Common Questions about Opioid Usage

Q: What type of medicines are opioids?

Opioids are drugs that include both legal as well as illegal drugs. Legal drugs include those which are available on prescription, like oxycodone, hydrocodone, and morphine. Illegal drugs include heroin and other synthetic opioids like fentanyl.

Q: Which is the most commonly used opioid?

The most commonly used legal opioids are oxycodone, hydrocodone, codeine, morphine, etc. The most used illegal opioid is heroin.

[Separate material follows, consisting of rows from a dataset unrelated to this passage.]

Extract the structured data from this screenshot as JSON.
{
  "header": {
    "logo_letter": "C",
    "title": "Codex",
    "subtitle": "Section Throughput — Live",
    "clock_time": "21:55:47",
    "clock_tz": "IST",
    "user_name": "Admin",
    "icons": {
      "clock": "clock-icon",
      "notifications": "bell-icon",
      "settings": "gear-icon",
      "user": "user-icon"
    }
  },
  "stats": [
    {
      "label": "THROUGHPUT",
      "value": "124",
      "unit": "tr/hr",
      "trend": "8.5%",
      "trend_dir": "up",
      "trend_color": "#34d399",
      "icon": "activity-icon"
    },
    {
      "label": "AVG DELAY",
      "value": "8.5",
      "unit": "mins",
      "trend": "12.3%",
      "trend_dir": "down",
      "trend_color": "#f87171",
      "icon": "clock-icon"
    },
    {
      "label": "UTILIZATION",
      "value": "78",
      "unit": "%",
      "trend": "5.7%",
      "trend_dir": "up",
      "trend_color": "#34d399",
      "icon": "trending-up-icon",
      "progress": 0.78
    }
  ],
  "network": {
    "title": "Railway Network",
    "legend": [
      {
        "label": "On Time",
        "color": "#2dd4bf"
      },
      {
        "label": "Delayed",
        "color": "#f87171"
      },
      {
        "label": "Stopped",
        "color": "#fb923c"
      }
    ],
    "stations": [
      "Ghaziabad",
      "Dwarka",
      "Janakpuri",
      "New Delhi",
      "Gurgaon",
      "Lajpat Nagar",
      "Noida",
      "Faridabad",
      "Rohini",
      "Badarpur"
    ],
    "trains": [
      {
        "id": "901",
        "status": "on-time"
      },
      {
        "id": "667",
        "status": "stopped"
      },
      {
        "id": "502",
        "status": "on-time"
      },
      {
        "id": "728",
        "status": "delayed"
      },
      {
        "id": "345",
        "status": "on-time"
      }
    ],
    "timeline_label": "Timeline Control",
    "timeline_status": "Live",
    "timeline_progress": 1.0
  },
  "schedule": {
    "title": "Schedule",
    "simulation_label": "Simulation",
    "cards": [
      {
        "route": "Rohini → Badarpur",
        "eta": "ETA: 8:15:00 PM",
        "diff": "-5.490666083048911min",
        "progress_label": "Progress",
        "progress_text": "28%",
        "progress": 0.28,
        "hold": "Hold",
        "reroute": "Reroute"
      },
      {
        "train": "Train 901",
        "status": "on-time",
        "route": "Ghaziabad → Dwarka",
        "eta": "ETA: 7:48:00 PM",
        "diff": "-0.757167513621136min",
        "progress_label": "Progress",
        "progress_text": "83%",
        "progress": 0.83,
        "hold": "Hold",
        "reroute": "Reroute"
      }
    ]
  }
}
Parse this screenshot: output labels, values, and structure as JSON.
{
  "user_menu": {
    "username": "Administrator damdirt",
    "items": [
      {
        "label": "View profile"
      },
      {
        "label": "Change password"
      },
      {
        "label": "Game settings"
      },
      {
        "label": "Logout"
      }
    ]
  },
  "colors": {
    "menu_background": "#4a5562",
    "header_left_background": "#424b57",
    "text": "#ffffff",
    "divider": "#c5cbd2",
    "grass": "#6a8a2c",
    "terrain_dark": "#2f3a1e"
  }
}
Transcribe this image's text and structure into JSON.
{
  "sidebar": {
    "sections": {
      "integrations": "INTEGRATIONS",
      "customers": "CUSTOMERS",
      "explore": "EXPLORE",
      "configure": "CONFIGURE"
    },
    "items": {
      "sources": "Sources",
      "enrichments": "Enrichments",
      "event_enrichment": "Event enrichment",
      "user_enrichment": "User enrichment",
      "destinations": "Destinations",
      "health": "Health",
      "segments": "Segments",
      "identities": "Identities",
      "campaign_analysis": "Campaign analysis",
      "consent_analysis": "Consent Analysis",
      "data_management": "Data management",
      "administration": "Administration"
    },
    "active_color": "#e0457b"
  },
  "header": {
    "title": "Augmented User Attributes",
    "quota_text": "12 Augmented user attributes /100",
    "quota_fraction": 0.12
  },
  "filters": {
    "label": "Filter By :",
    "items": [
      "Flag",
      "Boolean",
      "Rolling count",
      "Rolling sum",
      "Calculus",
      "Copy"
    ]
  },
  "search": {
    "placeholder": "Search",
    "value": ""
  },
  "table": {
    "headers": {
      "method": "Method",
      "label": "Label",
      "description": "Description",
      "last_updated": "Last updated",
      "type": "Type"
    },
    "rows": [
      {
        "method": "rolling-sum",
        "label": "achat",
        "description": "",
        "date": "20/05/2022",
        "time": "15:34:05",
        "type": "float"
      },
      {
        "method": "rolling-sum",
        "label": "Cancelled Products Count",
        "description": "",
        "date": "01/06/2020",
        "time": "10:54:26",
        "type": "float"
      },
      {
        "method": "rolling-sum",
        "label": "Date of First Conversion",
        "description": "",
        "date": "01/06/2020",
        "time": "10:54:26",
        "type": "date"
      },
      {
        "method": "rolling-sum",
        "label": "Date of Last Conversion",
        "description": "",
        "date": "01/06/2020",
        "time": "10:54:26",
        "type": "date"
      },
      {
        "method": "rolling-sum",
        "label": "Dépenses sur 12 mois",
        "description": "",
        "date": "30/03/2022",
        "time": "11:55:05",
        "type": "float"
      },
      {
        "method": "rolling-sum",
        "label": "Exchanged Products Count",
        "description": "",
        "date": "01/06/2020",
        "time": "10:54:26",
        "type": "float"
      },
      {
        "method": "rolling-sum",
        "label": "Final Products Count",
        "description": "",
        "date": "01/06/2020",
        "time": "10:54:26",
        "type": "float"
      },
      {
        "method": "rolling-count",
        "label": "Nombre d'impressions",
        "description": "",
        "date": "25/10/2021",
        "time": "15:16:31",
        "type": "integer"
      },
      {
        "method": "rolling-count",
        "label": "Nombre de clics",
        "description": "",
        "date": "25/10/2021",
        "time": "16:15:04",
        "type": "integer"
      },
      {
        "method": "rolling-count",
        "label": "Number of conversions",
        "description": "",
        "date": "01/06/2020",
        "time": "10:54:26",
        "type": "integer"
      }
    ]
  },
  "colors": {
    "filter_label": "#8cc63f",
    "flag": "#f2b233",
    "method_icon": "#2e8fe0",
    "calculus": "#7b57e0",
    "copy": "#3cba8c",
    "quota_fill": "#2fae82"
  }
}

Q: Which drug is more potent than morphine?

Fentanyl is a more powerful and addictive drug than morphine. It is available under the brand names Actiq, Duragesic, and Sublimaze.

Q: What is the effect of taking cocaine once?

In a first time user of cocaine, the drug can produce many physical and psychological effects. It is a stimulant that attacks the brain immediately on use. In rare cases, it can lead to heart attacks and seizures.